I started reading the book at around 10pm. My wrists were a bit sore after a busy day at work, and I figured, maybe I could learn a few interesting tidbits from this Dr. Sarno. After reading the first few chapters, I already knew that the author was talking about people like me. People who are perfectionists about being "good". People for whom exploding with anger is laughably out of the question. People who put the needs of others first. I didn't stop reading until about 4am when I had finished.
In his book, Dr. Sarno explains his theory of Tension Myositis Syndrome (TMS). In a nutshell, the idea is this:
Most people repress their emotions to some degree. When we think of repression, we often think of extreme cases, like someone repressing the memories and emotions of childhood sexual abuse. But immensely more common than this are people who feel that, for example, being angry at others is wrong, or that sadness and crying are for sissies, and learn to repress these emotions.
Our subconscious minds use many tools to repress emotions. We distract ourselves with work, or music, or in the case of people with TMS, with pain and the careful planning involved in avoiding more pain.
In people with TMS, the subconscious mind increases tension in part of the body in a way that lowers blood flow, causing mild oxygen deprivation, causing pain. This process is the cause of much of the western world's chronic back pain, repetitive stress injury, chronic jaw pain, and of many other chronic ailments.
To stop the existing pain, we need to increase blood flow (this is why accupuncture, massage, exercise, and ultrasound therapies can offer temporary relief, as they increase blood flow). But to stop the cycle of chronic pain, we need to stop the subconscious from inflicting this increased tension. According to the book, many people are able to stop this cycle just by knowing of this process, and by wanting not to do it anymore (despite having no conscious understanding of how to raise or lower blood flow).

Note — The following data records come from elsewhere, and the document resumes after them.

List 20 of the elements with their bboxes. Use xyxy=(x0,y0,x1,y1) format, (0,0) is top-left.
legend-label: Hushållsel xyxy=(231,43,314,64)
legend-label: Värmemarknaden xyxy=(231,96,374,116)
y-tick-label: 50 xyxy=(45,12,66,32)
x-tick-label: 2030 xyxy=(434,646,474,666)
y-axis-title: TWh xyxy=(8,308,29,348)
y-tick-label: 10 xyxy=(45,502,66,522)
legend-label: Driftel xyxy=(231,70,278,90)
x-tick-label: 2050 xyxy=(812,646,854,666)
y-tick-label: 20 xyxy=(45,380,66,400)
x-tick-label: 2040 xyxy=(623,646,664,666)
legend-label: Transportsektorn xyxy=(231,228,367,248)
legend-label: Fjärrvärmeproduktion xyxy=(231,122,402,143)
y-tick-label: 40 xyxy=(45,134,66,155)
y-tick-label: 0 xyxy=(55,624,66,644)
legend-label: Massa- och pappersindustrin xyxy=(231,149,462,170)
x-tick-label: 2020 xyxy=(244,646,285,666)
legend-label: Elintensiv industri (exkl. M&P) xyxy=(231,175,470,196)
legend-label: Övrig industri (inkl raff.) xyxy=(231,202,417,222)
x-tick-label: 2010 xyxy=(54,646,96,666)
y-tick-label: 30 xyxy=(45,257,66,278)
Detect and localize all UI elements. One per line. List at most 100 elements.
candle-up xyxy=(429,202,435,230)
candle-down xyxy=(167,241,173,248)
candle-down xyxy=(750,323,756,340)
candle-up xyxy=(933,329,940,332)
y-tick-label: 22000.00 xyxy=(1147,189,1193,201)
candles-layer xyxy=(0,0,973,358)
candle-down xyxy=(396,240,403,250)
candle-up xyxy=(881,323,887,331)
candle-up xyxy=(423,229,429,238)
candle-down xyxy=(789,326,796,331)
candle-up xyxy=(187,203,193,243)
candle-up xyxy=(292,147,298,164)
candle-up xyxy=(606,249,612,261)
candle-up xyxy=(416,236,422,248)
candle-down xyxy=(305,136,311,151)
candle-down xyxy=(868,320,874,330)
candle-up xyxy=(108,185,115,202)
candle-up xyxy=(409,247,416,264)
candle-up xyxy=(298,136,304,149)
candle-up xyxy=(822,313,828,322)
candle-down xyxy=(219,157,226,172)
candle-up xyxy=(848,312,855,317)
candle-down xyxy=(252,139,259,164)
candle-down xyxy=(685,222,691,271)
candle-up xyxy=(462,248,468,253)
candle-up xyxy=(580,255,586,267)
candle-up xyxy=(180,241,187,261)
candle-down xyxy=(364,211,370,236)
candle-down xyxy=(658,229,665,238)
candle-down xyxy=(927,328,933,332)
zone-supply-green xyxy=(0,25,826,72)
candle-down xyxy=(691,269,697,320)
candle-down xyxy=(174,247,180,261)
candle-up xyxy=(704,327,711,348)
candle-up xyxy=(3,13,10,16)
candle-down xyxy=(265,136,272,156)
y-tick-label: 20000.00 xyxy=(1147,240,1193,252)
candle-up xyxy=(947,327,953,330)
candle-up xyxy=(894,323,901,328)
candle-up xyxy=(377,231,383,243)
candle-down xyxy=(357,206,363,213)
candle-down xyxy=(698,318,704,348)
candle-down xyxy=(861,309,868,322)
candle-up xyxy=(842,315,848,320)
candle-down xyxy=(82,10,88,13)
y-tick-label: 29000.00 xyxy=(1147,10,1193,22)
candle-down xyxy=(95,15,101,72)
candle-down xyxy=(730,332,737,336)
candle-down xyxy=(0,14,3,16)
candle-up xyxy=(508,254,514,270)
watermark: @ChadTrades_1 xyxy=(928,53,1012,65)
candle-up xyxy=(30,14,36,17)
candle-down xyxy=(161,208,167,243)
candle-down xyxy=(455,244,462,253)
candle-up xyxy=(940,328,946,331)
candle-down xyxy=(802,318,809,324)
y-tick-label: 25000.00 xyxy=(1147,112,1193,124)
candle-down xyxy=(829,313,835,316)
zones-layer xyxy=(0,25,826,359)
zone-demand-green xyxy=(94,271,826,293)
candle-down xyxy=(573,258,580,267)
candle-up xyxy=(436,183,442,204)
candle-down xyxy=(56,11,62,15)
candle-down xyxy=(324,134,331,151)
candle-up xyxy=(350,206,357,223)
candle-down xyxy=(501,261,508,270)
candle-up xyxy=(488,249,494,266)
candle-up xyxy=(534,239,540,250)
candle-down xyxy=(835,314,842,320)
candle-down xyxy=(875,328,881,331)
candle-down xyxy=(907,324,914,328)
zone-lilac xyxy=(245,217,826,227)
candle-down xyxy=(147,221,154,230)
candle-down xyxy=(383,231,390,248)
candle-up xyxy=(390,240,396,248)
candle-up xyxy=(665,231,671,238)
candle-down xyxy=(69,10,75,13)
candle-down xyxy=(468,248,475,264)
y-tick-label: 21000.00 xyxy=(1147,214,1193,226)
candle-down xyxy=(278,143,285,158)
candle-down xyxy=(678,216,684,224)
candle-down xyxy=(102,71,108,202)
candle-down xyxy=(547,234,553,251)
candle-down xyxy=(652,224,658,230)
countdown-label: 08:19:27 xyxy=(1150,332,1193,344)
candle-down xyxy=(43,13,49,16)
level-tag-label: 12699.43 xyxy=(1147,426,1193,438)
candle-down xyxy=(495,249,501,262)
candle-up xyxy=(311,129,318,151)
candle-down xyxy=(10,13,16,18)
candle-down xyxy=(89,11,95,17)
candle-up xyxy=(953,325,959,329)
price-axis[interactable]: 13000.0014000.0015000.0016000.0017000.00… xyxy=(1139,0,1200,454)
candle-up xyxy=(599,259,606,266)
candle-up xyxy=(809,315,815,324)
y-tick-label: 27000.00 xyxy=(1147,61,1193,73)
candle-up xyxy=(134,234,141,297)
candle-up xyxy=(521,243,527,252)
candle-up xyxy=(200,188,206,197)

Part way through reading the book, I decided to try to increase the blood flow to my arms since they were hurting from holding up the book. I thought the easiest way would be through using biofeedback. I lay down, relaxed, and tried to feel a pulse in my finger tips. After a few seconds I felt a weak pulsing sensation. I fixed my mind on that and tried to make it feel stronger. To strengthen it I tried flexing and relaxing my fingers and arms, but that didn't help. I tried breathing faster, then deeper. I tried taking a real "deep breath" -- the kind that leaves you feeling distinctly satisfied. This helped noticeably, as I felt my little finger-tip pulse get stronger. I played around with this for ten or fifteen minutes (getting a little light-headed in the process, with all of the deep breathing practice) until I started to be able to get the relaxation and blood flow benefits consistently. And then I suddenly realized that my arms felt totally fine!

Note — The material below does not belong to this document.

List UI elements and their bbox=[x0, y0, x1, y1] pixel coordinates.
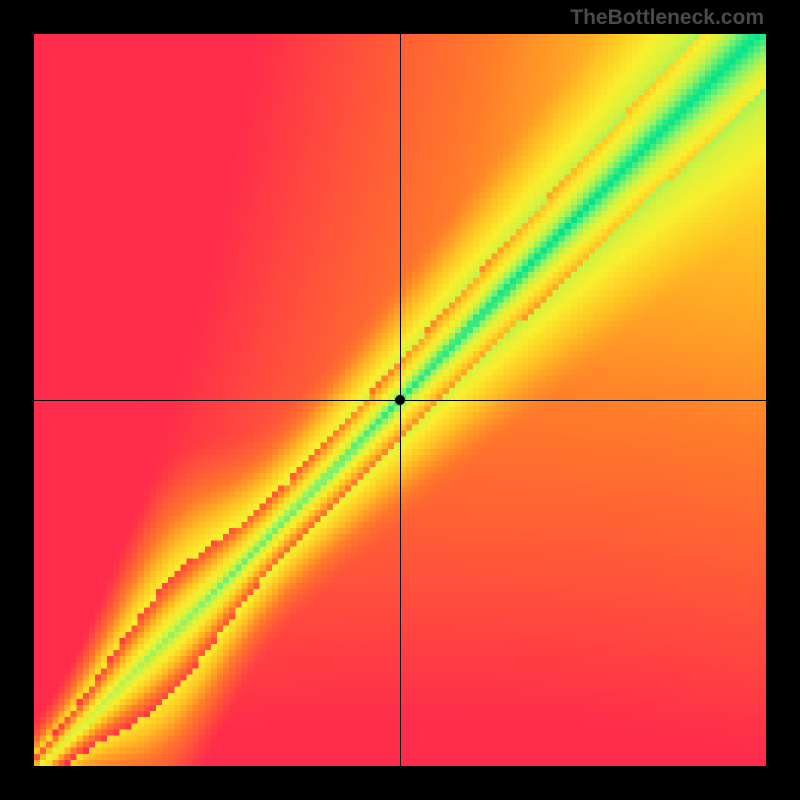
chart-container: TheBottleneck.com bbox=[0, 0, 800, 800]
crosshair-marker bbox=[395, 395, 405, 405]
watermark-text: TheBottleneck.com bbox=[570, 6, 764, 30]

After finishing Dr. Sarno's book, I was excited, but cautiously so. The next day at work I typed a lot, just to test myself. I was fine for much longer than usual, but after intense computer work for about an hour, my arms began to get sore. I remember thinking to myself "I must be only partly better. I am obviously much better than I was, since I could type for an hour, but since I am again getting sore, I must have more left to figure out." Then I realized that I knew exactly what was going on, and it didn't have to happen. I told myself to stop making my arms sore, relaxed and took a few deep breaths while feeling for a pulse in my hands, and within 30 seconds I was back to feeling completely fine.
A few times since then, I will start to feel pain in my arms, but I just relax for a few seconds and take a deep breath, and I'm back to being fine!